Mr Martin has also taken a leaf out of Apple's playbook. The latest franking machine for small business – it's called the Pitney Bowes Connect+ – is a "platform", not just a machine. As with the iPhone, app developers are being encouraged to design extra features for the machine. Soon, it won't just print the postage but may also be able to check the accuracy of addresses or target direct mail to the right type of household.

It is all a far cry from the first hulking postage meters on display at Pitney Bowes's Connecticut headquarters, complete with Dickensian-looking pots where operators had to put the ink – but let's not forget those machines were on the cutting edge in their day. "Pitney Bowes has always been an innovative company," its chief executive says, "and it continues to reinvent itself.
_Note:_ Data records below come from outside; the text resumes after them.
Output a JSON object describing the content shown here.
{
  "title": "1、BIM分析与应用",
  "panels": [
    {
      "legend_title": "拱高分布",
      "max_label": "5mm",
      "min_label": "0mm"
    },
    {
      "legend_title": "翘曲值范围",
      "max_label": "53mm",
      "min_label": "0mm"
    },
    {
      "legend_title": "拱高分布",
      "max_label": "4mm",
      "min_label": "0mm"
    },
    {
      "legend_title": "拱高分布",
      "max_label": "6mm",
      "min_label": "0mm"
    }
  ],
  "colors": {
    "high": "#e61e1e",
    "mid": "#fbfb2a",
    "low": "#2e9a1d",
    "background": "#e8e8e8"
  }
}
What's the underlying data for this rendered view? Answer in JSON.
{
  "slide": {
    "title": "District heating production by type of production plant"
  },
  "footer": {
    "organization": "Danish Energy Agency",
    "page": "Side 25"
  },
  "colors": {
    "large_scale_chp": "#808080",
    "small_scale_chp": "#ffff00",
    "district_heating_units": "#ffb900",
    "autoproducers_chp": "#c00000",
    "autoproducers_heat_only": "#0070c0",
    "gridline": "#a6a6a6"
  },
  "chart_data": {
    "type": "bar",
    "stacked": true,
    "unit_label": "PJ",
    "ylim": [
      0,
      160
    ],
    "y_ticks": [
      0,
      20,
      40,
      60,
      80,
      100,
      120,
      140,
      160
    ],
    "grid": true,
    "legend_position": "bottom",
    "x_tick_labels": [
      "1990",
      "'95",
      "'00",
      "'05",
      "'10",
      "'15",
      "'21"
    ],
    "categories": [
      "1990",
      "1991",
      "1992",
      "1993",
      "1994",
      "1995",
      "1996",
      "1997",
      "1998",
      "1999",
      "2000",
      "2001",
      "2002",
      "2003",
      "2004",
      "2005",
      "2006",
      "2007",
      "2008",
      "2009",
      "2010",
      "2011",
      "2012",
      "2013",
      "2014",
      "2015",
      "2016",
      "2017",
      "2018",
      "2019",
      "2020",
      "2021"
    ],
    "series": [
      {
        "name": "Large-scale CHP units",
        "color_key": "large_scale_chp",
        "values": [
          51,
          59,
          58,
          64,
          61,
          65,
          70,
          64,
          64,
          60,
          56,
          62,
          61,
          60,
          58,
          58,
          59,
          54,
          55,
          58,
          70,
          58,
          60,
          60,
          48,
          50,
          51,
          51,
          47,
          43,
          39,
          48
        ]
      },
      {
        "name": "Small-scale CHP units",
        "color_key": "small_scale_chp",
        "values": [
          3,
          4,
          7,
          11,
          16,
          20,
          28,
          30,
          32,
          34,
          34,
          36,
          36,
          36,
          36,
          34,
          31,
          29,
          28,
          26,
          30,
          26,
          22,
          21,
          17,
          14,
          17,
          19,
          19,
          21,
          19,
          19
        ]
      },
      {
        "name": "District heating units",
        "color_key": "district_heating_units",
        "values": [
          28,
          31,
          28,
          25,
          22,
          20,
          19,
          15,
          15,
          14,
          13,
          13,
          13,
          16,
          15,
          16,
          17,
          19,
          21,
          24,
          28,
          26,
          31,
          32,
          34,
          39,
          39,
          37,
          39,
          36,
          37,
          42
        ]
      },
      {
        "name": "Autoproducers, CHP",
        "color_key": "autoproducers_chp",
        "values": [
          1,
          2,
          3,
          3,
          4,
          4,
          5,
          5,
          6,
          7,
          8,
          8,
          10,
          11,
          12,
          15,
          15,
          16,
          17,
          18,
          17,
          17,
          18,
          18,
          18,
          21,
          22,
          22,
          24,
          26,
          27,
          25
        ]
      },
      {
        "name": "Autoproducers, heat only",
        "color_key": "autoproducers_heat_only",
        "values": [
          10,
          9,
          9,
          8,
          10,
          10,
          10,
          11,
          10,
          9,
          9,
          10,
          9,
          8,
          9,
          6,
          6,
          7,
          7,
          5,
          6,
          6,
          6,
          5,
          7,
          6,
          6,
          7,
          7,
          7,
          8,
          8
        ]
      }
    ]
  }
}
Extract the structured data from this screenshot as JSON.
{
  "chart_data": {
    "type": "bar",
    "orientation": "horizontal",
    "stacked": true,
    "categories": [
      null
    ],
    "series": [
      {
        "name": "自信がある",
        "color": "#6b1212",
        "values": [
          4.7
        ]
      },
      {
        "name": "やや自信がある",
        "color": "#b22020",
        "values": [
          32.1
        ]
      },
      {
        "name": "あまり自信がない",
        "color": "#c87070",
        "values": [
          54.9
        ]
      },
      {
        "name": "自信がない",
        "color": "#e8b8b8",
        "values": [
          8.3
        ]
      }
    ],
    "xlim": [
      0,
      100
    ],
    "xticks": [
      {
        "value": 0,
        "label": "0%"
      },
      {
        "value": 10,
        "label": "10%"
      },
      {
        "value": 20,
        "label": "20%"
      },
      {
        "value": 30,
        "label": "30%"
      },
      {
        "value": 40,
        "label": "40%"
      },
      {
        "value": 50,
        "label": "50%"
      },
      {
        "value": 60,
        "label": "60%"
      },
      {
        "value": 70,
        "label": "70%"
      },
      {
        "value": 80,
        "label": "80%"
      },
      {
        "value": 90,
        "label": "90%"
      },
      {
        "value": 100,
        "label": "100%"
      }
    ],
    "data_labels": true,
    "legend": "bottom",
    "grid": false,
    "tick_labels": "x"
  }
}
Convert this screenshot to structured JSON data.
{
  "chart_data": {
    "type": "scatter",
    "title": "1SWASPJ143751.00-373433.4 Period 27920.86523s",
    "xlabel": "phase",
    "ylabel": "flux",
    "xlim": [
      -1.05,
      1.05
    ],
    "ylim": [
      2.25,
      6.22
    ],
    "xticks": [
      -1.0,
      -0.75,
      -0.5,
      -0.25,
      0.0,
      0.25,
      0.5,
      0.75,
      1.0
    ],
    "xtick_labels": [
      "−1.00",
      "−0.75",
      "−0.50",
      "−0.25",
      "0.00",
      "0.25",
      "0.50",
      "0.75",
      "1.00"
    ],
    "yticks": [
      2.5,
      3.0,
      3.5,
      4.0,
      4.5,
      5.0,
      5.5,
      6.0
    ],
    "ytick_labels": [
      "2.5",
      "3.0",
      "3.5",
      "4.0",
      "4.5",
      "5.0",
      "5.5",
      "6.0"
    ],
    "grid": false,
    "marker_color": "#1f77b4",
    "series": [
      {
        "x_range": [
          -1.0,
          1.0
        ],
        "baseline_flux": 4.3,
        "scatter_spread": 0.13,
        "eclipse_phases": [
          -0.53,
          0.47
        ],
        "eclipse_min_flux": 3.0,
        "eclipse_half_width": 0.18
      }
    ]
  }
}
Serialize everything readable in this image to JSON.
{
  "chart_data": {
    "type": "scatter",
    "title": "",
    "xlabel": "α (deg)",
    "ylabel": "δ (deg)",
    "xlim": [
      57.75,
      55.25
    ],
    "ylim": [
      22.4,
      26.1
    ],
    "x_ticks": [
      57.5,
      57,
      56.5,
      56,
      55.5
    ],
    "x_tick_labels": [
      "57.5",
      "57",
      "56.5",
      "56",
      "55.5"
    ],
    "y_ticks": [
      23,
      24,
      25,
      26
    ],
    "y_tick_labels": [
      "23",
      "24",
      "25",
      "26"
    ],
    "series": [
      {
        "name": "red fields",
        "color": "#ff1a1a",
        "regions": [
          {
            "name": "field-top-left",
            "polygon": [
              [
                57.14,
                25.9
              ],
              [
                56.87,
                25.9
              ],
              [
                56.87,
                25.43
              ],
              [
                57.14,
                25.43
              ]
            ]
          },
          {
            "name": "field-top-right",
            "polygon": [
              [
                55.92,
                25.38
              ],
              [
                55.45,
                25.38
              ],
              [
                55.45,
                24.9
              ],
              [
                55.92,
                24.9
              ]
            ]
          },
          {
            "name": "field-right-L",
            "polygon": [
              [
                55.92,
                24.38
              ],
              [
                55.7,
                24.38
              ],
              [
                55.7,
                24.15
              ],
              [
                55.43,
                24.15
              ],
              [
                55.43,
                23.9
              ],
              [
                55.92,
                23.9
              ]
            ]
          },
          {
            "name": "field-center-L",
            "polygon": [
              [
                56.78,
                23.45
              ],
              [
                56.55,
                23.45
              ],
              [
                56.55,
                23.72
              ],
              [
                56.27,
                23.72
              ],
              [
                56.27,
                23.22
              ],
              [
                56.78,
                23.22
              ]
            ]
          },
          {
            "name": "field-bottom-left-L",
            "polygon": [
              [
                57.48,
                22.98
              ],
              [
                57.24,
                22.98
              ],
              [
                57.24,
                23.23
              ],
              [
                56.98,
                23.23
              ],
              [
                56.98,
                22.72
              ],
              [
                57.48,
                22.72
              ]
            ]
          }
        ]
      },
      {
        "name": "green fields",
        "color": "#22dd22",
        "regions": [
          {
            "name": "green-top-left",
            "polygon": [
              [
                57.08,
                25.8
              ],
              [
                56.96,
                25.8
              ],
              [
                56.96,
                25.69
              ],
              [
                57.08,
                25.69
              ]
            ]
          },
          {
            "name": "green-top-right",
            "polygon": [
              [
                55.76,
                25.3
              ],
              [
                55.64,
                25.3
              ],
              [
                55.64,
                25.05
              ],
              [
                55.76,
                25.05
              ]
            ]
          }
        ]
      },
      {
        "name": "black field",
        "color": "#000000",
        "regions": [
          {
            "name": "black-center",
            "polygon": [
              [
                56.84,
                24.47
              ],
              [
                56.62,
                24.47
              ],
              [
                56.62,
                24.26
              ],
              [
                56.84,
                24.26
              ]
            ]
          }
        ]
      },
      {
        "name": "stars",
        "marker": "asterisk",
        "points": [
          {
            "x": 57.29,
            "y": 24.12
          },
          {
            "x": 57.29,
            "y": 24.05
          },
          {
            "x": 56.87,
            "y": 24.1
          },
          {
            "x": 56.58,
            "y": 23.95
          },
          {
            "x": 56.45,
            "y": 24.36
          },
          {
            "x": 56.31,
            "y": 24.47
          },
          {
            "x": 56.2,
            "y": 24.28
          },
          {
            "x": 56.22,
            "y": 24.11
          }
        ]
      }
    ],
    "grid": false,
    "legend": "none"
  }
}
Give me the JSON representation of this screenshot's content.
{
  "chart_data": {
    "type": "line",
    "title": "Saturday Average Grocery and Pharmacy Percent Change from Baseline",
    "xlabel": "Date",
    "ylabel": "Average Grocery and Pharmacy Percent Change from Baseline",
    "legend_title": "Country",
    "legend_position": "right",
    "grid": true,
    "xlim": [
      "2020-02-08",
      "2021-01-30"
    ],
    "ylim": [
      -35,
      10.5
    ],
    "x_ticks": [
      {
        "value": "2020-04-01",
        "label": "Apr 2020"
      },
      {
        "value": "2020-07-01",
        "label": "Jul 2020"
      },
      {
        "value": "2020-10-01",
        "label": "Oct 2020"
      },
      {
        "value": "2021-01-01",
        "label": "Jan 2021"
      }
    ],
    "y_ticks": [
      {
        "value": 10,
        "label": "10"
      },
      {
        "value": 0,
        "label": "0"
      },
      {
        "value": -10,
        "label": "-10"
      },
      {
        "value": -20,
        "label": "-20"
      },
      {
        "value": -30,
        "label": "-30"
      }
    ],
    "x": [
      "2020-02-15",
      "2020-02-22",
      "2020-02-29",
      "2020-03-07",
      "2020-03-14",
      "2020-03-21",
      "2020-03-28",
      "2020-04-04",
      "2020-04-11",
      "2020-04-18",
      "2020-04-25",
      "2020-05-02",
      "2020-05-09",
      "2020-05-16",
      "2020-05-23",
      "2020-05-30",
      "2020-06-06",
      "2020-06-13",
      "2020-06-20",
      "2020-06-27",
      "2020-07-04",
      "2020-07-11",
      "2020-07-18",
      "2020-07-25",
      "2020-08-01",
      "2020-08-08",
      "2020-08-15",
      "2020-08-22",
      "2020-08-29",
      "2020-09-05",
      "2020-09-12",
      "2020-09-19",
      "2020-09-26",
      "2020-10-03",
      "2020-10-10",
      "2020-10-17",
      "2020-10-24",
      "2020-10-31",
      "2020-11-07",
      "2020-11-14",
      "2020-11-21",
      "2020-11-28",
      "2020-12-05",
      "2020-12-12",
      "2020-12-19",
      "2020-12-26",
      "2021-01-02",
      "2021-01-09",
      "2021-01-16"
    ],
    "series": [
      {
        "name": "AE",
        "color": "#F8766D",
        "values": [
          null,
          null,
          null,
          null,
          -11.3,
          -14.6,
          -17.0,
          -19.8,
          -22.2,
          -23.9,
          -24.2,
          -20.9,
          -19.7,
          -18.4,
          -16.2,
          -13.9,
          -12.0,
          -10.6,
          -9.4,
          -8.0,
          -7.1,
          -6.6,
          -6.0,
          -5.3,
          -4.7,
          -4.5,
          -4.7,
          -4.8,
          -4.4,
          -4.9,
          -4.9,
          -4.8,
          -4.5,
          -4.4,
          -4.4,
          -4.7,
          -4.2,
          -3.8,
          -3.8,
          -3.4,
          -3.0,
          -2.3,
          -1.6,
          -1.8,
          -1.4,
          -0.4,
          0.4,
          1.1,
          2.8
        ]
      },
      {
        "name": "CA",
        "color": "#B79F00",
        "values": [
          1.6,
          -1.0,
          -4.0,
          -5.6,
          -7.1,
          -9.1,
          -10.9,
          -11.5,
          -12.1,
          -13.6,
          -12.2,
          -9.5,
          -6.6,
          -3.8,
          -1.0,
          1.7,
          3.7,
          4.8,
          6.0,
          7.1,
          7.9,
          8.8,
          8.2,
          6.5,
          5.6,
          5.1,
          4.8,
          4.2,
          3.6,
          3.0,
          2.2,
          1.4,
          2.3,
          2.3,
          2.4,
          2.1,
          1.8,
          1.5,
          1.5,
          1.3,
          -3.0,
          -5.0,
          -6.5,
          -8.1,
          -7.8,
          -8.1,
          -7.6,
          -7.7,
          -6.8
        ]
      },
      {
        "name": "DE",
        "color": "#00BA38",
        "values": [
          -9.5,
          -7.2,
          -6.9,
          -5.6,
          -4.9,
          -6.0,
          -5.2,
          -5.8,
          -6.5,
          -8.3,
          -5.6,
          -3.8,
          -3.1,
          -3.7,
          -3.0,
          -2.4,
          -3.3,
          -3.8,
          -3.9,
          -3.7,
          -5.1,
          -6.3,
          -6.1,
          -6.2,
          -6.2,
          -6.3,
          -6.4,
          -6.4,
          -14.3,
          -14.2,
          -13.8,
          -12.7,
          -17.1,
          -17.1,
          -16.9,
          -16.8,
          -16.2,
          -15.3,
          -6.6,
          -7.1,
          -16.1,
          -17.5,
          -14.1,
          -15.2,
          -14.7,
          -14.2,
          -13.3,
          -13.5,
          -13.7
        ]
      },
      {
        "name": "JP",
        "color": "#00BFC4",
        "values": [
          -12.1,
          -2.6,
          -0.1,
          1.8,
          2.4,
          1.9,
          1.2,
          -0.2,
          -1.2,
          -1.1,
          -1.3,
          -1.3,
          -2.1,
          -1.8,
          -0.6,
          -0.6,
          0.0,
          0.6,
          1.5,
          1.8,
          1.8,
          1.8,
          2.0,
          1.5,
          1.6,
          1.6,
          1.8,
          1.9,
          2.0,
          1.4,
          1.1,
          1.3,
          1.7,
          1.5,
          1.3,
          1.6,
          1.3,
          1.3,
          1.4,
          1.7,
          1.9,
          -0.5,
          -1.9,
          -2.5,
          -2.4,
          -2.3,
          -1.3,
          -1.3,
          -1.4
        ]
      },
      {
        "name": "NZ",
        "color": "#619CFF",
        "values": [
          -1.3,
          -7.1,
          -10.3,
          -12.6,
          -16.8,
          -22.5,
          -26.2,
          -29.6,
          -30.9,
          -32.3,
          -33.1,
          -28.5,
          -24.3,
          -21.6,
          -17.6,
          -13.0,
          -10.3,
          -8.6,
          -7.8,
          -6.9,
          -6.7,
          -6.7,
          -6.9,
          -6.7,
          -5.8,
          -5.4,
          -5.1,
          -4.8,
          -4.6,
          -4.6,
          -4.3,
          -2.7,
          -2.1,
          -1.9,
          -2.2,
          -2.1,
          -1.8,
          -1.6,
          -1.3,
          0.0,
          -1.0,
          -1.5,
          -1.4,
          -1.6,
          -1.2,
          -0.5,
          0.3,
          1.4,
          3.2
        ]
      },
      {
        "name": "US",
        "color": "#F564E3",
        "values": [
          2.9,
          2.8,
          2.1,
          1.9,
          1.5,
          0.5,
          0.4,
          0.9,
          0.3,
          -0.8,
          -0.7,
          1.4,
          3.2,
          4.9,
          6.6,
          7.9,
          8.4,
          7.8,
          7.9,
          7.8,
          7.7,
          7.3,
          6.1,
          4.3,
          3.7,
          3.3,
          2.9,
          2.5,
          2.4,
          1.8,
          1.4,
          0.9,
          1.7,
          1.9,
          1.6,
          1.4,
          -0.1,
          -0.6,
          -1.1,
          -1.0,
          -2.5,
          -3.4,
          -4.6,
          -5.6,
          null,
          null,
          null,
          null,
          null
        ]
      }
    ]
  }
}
That's why it has been here for 90 years".

One interesting thing about our interview: at no point does Mr Martin utter the word "paper". Not once. When he means paper, he says "physical", as in, not digital.

He has been scanning and saving his mail in digital form for about five years, he says, an experiment that, through some twists and turns, led to Pitney Bowes's latest big idea – a web service called Volly where consumers can collate all their bills in one place, from credit and store cards to utility bills. It is going live in the US around the turn of the year, and ought to be available in the UK by the end of 2012.

"It went back to a vision of this, and asking what is it like to deal in a digital environment in your home. I digitised the mail and I gave the physical to my wife. She took care of the physical files and I took care of the digital, and we looked at what were the problems with finding things if it's digital versus physical.

"My wife gets roped into all of it. If we build a new product I give it to her. She says, 'I hate it because you talk about it afterwards.' You want somebody who is not familiar with it, hasn't thought about it, someone who is not a technology person. It's too easy to make things that work for somebody who is well-versed, instead of somebody who isn't. She doesn't like being the tester, but..." He grins again.

Volly enters a competitive and fast-changing arena, where start-ups and multi-national companies alike are fighting to persuade consumers to bring all their log-ins and online activity into a single place. Some analysts are sceptical that Pitney Bowes is spending its money in the right place. Maybe it would be better if it just took all that cash from its lucrative franking and printing business and gave it back to shareholders.

Mr Martin points out the dividend is already generous, and he is sure Volly has a decisive advantage over rivals. "In America, our equipment creates or processes 74 per cent of

all the bills; globally it's well over 50 per cent. It's going to take years for adoption to occur, but where does it start? It starts with the biller, and if you don't have relationships with those billers, you are going to have to try to find them and create them. We provide an integrated digital and physical solution that can migrate as the consumer allows it to migrate."

How fast will consumer adoption be? We will have to see. In the meanwhile, Mr Martin will have to indulge his speed-freakery outside the office. Just before our interview, he had received a DVD of footage from a recent day out at Silverstone in the UK, where he drove the new McLaren MP4-12C and was taken for a high-speed spin by Lewis Hamilton. "I love fast cars," he says, again with the grin. "I like to use somebody else's car, though. I would love to race, but I don't. I don't think the board would be thrilled with the idea."

Murray Martin CV

Born 11 December, 1947, to a Mennonite minister in the farming community of Hawkesville, Canada.

College Maths and computer science at the University of Waterloo but dropped out – like Mike Lazaridis, the founder of Research in Motion. Since made Distinguished Fellow in cryptographic research.

Career Joined Litton Industries as a salesman, aged 19, and 10 years later was company president. Has been at Pitney Bowes since 1987, chief executive since 2007 and chairman since 2009.

Passions Business (he raised German Shepherd dogs for money aged 5, and ran a country store aged 10), fast cars and ice hockey. He has had a gold front tooth since a hockey injury 48 years ago.